Fabián Irassar y la conmemoración del Día del Ingeniero

Junio es el mes de la Ingeniería. La carrera mantiene una consideración de tradicional desde el punto de vista del título aunque los contenidos de formación se modificaron ampliamente, consideró el decano de Facultad de Ingeniería de la Unicen.
Fabián Irassar es decano de la Facultad de Ingeniería de la Unicen, recibido en 1986 en la especialidad Construcciones. Habló con infoeme.com al conmemorarse este jueves el Día del Ingeniero en el país.

Los ingenieros consideran a junio el “Mes de la Ingeniería” ya que el 6 de junio fue el “Día de la Ingeniería”, y el 16 de junio es el “Día del Ingeniero”. La fecha que se conmemora este jueves tiene origen académico: recuerda la creación de la carrera en la Universidad de Buenos Aires en 1860. Y el 6 de junio de 1870 egresó del Departamento de Ciencias Exactas de la Universidad de Buenos Aires el primer Ingeniero Civil de nuestro país: Luis Augusto Huergo.

Irassar destacó que hubo tres impulsores importantes para la creación de la carrera de ingeniería en el país: la agrimensura, la Escuela de Artes y Oficios creada por Manuel Belgrano y la Escuela de Minas de San Juan creada por Domingo Sarmiento que actualmente es la Facultad de Ingeniería de esa la universidad de esa provincia.
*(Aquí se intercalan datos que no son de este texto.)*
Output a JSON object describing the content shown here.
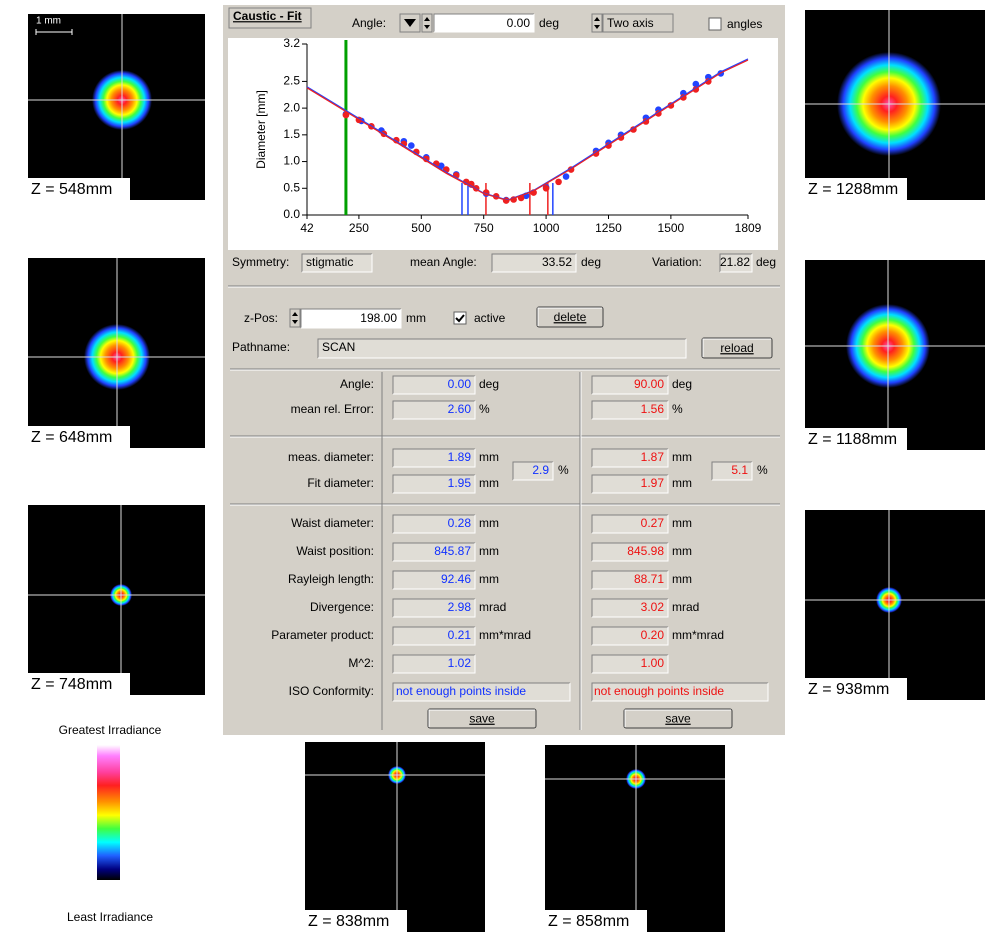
{
  "images": [
    {
      "label": "Z = 548mm"
    },
    {
      "label": "Z = 648mm"
    },
    {
      "label": "Z = 748mm"
    },
    {
      "label": "Z = 1288mm"
    },
    {
      "label": "Z = 1188mm"
    },
    {
      "label": "Z = 938mm"
    },
    {
      "label": "Z = 838mm"
    },
    {
      "label": "Z = 858mm"
    }
  ],
  "scale_bar": "1 mm",
  "colorbar": {
    "top": "Greatest Irradiance",
    "bottom": "Least Irradiance"
  },
  "panel": {
    "tab": "Caustic - Fit",
    "angle_label": "Angle:",
    "angle_value": "0.00",
    "angle_unit": "deg",
    "mode": "Two axis",
    "angles_checkbox": "angles",
    "symmetry_label": "Symmetry:",
    "symmetry": "stigmatic",
    "mean_angle_label": "mean Angle:",
    "mean_angle": "33.52",
    "mean_angle_unit": "deg",
    "variation_label": "Variation:",
    "variation": "21.82",
    "variation_unit": "deg",
    "zpos_label": "z-Pos:",
    "zpos": "198.00",
    "zpos_unit": "mm",
    "active": "active",
    "delete": "delete",
    "pathname_label": "Pathname:",
    "pathname": "SCAN",
    "reload": "reload",
    "sections": [
      [
        {
          "label": "Angle:",
          "x": "0.00",
          "y": "90.00",
          "unit": "deg"
        },
        {
          "label": "mean rel. Error:",
          "x": "2.60",
          "y": "1.56",
          "unit": "%"
        }
      ],
      [
        {
          "label": "meas. diameter:",
          "x": "1.89",
          "y": "1.87",
          "unit": "mm"
        },
        {
          "label": "Fit diameter:",
          "x": "1.95",
          "y": "1.97",
          "unit": "mm"
        }
      ],
      [
        {
          "label": "Waist diameter:",
          "x": "0.28",
          "y": "0.27",
          "unit": "mm"
        },
        {
          "label": "Waist position:",
          "x": "845.87",
          "y": "845.98",
          "unit": "mm"
        },
        {
          "label": "Rayleigh length:",
          "x": "92.46",
          "y": "88.71",
          "unit": "mm"
        },
        {
          "label": "Divergence:",
          "x": "2.98",
          "y": "3.02",
          "unit": "mrad"
        },
        {
          "label": "Parameter product:",
          "x": "0.21",
          "y": "0.20",
          "unit": "mm*mrad"
        },
        {
          "label": "M^2:",
          "x": "1.02",
          "y": "1.00"
        }
      ]
    ],
    "ratio": {
      "x": "2.9",
      "y": "5.1",
      "unit": "%"
    },
    "iso": {
      "label": "ISO Conformity:",
      "x": "not enough points inside",
      "y": "not enough points inside"
    },
    "save": "save"
  },
  "chart_data": {
    "type": "scatter",
    "ylabel": "Diameter [mm]",
    "xlim": [
      42,
      1809
    ],
    "xticks": [
      42,
      250,
      500,
      750,
      1000,
      1250,
      1500,
      1809
    ],
    "ylim": [
      0,
      3.2
    ],
    "yticks": [
      {
        "value": 0,
        "label": "0.0"
      },
      0.5,
      {
        "value": 1,
        "label": "1.0"
      },
      1.5,
      {
        "value": 2,
        "label": "2.0"
      },
      2.5,
      3.2
    ],
    "series": [
      {
        "color": "#2244ff",
        "x": [
          198,
          260,
          340,
          430,
          460,
          520,
          580,
          640,
          700,
          760,
          840,
          920,
          1000,
          1080,
          1200,
          1250,
          1300,
          1400,
          1450,
          1550,
          1600,
          1650,
          1700
        ],
        "values": [
          1.89,
          1.76,
          1.58,
          1.38,
          1.3,
          1.08,
          0.92,
          0.76,
          0.57,
          0.4,
          0.28,
          0.36,
          0.52,
          0.72,
          1.2,
          1.35,
          1.5,
          1.82,
          1.97,
          2.28,
          2.45,
          2.58,
          2.65
        ]
      },
      {
        "color": "#ee2020",
        "x": [
          198,
          250,
          300,
          350,
          400,
          430,
          480,
          520,
          560,
          600,
          640,
          680,
          700,
          720,
          760,
          800,
          840,
          870,
          900,
          950,
          1000,
          1050,
          1100,
          1200,
          1250,
          1300,
          1350,
          1400,
          1450,
          1500,
          1550,
          1600,
          1650
        ],
        "values": [
          1.87,
          1.78,
          1.66,
          1.52,
          1.4,
          1.33,
          1.18,
          1.05,
          0.96,
          0.85,
          0.74,
          0.62,
          0.58,
          0.5,
          0.42,
          0.35,
          0.27,
          0.29,
          0.32,
          0.42,
          0.5,
          0.62,
          0.85,
          1.15,
          1.3,
          1.45,
          1.6,
          1.75,
          1.9,
          2.05,
          2.2,
          2.35,
          2.5
        ]
      }
    ],
    "fits": [
      {
        "color": "#2244ff",
        "x": [
          42,
          200,
          400,
          600,
          750,
          846,
          950,
          1100,
          1300,
          1500,
          1700,
          1809
        ],
        "values": [
          2.4,
          1.95,
          1.38,
          0.8,
          0.41,
          0.28,
          0.46,
          0.88,
          1.48,
          2.08,
          2.68,
          2.92
        ]
      },
      {
        "color": "#ee2020",
        "x": [
          42,
          200,
          400,
          600,
          750,
          846,
          950,
          1100,
          1300,
          1500,
          1700,
          1809
        ],
        "values": [
          2.38,
          1.93,
          1.36,
          0.78,
          0.4,
          0.27,
          0.45,
          0.86,
          1.46,
          2.06,
          2.66,
          2.9
        ]
      }
    ],
    "range_markers": [
      {
        "color": "#2244ff",
        "x": [
          663,
          687,
          1027
        ]
      },
      {
        "color": "#ee2020",
        "x": [
          759,
          935,
          1007
        ]
      }
    ],
    "cursor_z": 198,
    "cursor_color": "#00a000"
  }
}
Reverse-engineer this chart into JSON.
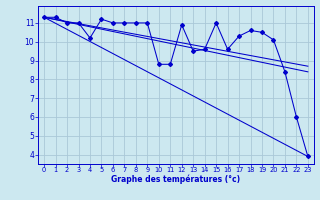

Las carreras de ingeniería tienen un origen francés-alemán, que implica una formación con fuerte base científico-matemática. Actualmente se mantiene esa base con la incorporación de la práctica, el “saber hacer”, cambio que se inició hacia 1900.

“La ingeniería química, que es una de las especialidades que tenemos acá, carrera creada por la Universidad Nacional del Litoral, surgió en la época de la Reforma Universitaria. Había una idea de que las universidades tenían que estar vinculadas a la industria y a los progresos de esos momentos”, ejemplificó Irassar.

Con la creación de la Universidad Obrera Argentina, que actualmente es la Universidad Tecnológica Nacional, se dio el siguiente hito en la carreras: “Se incorporó una gran masa de ingenieros de producción”, detalló con lo que se impulsó aún más la incorporación del “saber hacer”.

Esa tensión entre lo académico y lo práctico fue parte de una gran discusión en las universidades argentinas por varios años, “a partir de la reconstrucción democrática todas las universidades hemos nos hemos puesto de acuerdo: tenemos que hacer un ingeniero con base científica pero también vinculado fundamentalmente al desarrollo regional, del país y a la concreción de una mejor calidad de vida para todos los habitantes”, definió sobre los lineamientos que actualmente tienen vigencia en las carreras.

En los últimos diez años, la problemática ambiental también ganó terreno en las carreras de ingeniería: “hubo una incorporación clara de los roles que tienen que ver con la sustentabilidad, que incluyen al medioambiente, la cuestión social y las nuevas generaciones”, señaló Irassar.

La carrera mantiene una consideración de tradicional desde el punto de vista del título y es menos tradicional desde el punto de vista de los contenidos. “Antes éramos técnicos nada más, ahora hay un bagaje mucho más amplio que hace también al crecimiento de todo”, analizó.